After induction of delivery, the twins were examined. The placenta and its membranes were single. The attachment kind of was thoracoomphalo- ischiopagus. The twins had two heads, two pairs of upper limb and three lower limbs (decephalus, tetrabrachius ,tripus)they also had common thorax, abdomen and pelvic. The external genitalia appeared ambigus. Further evaluation by MRI demonstrated a single heart plus hydrocephalus in one head. Other internal organs were too small for autopsy and imaging evaluation (Figure 1 and Figure 2).
As mentioned earlier, the frequency of conjoined twins is estimated of 1 in 50,000 to 100,000 live births , and is believed to be related to a late cleavage of embryonic disk (day 13 and over) after fertilization. Most of conjoined twins report worldwide are females (up to 70-95%) . Based on a large study in the United States, the incidence of conjoined twins was reported as below: the frequency was estimated 10.25 per million births. The most common types identified were as follows: thoraco omphalopagus (28.4%), thoracopagus (18.5%), omphalopagus (9.9%), parasitic twins (9.9%) and craniopagus (6.2%).
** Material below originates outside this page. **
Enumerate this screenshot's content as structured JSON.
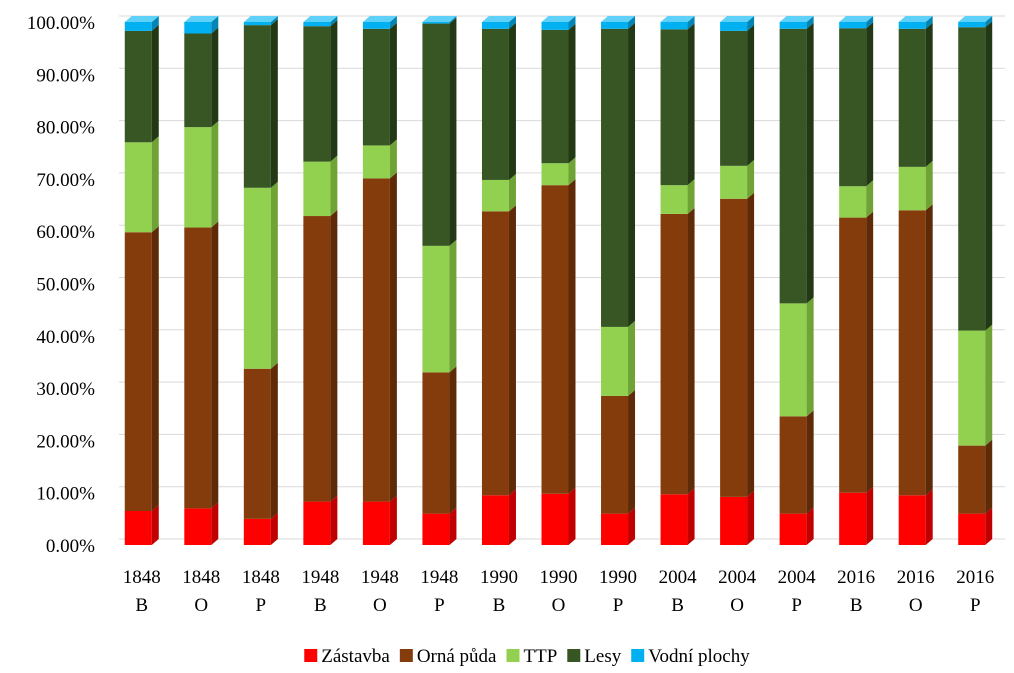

The results of the study also suggested that only 60% of conjoined twins are born alive [3-4]. Furthermore, conjoined twins are often born with higher rates of abnormalities than other babies, thus survival likelihood is lower as the result . Some environmental and genetic factors, such as history of twin and abnormality delivery, exposure to radiation, drugs for ovulation induction have been possible causes of conjoined twinning .Prenatal diagnosis of conjoined twins is usually performed by ultrasonography, and is confirmed by a more definite imaging method such as MRI. Some important hints that are highly suggestive for conjoined twins are: lack of a separating membrane, detection of other anomalies, multiple (>3) vessels in umbilical cords and fetal bodies are never seen separately on regular sonography visits . Ultrasonography can diagnose CT from the beginning of 12th week of pregnancy, and transvaginal sonography is also capable to detect it even in earlier times[8-9]. Utilization of MRI is also another unique imaging method for confirming ultrasonography findings.MRI technique is highly selective for evaluation the soft tissue defects, such as bladder extrophy , a common findings in CT [10-11]. Early diagnosis of conjoined twins, however is a great help in management of pregnancy and determining delivery technique. Even after live birth, imaging methods play an important role to detect fatal defects, especially in inner organs. Possible separation of conjoined twins should be beard in mind if there are no life-threatening malformations . Such operations usually have good satisfactory outcome unless for shared cardiac chamber or single extrahepatic billiary tree.